2.4. Other Information NOT Collected. Our services and your use of the Tools does not require you to disclose, nor require us to request or collect, any credit card or other financial account information. We do not request, solicit or intend to collect any such information and you should not disclose, enter or upload any such information through the Tools. If we discover that such information was disclosed by you, we may delete such information; however, we are not liable for any consequences relating to such disclosures of information.
3. USE AND DISCLOSURE OF INFORMATION COLLECTED.
The use and disclosure of certain information varies with respect to the type of information collected, including: (1) Non-Personal Information; and (2) Personally Identifiable Information.
3.1. Use of Non-Personal Information. We use the Non-Personal Information collected through the Tools for statistical and research purposes and for improving the functionality of the Tools. This information may also be used for administrative purposes including, without limitation, to troubleshoot and resolve problems with the Tools. We may rely on third-party partners to collect and analyze the Non-Personal Information.
3.2. Use of Personally Identifiable Information. As described above, the PII collected may be used for a variety of purposes, including responding to your requests for information, commercial product research and development, study eligibility screening, creation of your Baseline Profile and engagement with enrolled patients throughout the Study period. Your PII may be used to create a de-identified data set. We may share your PII with business partners or service providers we use to perform the various activities contemplated in the Study.
3.3 Additional Disclosures. Though we make every effort to preserve your privacy, disclosure of PII to third parties may occur in certain situations such as: (i) responding to a subpoena, court order or other such request; and (ii) responding to a law enforcement agency's request or as otherwise required by law. In all such instances, we will take the utmost care to disclose only that information which is necessary and appropriate under the circumstances.
5. LINKED SITES.
In addition to the third-party entities referenced above, we may provide links to other third-party websites through the Tools solely as a convenience to you. However, such linking does not mean, and should not be interpreted to mean, that Verily endorses, is affiliated with or makes any representations concerning such third-party websites. Verily neither reviews, nor controls, nor is responsible for these third-party sites or any content therein. By using such links, you will leave the Tools. If you decide to access any of the third-party sites linked to the Tools, you do so entirely at your own risk. Verily shall not be liable for any consequences arising from use of any third-party websites to which the Tools link.
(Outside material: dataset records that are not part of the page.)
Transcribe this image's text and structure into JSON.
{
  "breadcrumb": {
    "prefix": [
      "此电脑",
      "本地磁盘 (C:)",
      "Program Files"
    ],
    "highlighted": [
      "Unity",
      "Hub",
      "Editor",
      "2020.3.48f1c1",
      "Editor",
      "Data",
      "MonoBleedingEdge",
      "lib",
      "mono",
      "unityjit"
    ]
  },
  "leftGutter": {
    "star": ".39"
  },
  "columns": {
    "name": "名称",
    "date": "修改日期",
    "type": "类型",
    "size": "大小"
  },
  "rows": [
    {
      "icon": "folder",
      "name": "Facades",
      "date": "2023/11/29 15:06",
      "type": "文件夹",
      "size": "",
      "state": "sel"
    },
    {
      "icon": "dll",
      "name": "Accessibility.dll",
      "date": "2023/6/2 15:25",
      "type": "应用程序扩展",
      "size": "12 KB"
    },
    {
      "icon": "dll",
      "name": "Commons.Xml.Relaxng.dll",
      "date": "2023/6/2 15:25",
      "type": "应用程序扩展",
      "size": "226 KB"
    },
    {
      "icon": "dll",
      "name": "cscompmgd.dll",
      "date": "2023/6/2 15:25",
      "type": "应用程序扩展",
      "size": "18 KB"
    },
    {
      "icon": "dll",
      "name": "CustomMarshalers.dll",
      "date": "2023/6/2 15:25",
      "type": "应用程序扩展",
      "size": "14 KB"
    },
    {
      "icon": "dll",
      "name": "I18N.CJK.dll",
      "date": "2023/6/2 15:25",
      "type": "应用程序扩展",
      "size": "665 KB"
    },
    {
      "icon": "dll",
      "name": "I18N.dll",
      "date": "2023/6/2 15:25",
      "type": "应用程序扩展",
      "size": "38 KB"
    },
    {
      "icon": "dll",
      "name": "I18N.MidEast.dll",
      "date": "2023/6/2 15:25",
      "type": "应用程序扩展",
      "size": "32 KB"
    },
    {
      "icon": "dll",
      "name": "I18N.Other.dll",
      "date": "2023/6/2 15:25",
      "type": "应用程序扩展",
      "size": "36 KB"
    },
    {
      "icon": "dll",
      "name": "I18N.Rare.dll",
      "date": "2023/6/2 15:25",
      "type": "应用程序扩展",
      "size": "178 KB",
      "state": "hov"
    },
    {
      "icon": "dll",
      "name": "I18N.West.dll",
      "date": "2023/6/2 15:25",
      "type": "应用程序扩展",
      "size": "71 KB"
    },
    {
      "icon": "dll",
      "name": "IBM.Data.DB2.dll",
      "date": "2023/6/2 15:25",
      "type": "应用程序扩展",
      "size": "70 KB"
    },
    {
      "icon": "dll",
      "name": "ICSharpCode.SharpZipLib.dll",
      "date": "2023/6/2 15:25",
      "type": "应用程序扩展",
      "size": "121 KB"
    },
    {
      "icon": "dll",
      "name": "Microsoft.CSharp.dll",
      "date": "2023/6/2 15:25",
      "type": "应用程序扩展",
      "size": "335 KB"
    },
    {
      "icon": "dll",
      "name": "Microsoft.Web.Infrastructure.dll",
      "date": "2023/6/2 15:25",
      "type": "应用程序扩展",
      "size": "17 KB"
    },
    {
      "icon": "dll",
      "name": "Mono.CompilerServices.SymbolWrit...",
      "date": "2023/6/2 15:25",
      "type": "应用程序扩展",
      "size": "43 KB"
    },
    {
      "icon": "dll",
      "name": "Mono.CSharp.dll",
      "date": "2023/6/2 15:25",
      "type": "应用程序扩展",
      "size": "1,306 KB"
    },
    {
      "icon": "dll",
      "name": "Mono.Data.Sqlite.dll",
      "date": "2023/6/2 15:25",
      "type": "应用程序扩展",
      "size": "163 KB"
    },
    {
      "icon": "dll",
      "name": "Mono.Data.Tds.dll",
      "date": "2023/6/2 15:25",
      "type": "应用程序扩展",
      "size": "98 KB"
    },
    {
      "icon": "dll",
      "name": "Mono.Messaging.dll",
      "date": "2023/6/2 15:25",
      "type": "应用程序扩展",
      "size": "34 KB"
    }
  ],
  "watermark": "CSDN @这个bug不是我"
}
We strive to maintain the security of your information by using appropriate measures designed to protect our systems. However, we cannot guarantee the security of any information that is disclosed online. Consequently, we do not insure or warrant the security of any information you transmit, and you do so at your own risk.
7. CHILDREN AND PARENTS.
Use of the Tools is not offered to children. If you are under 13, you may not use the Tools. We do not intend to collect personal information from children. If your child has submitted personal information, please contact us to request that such information be removed. Once we are aware of information entered by a child, we will exercise commercially reasonable efforts to remove such information from our databases and storage areas; however, we are not liable for any consequences relating to such information.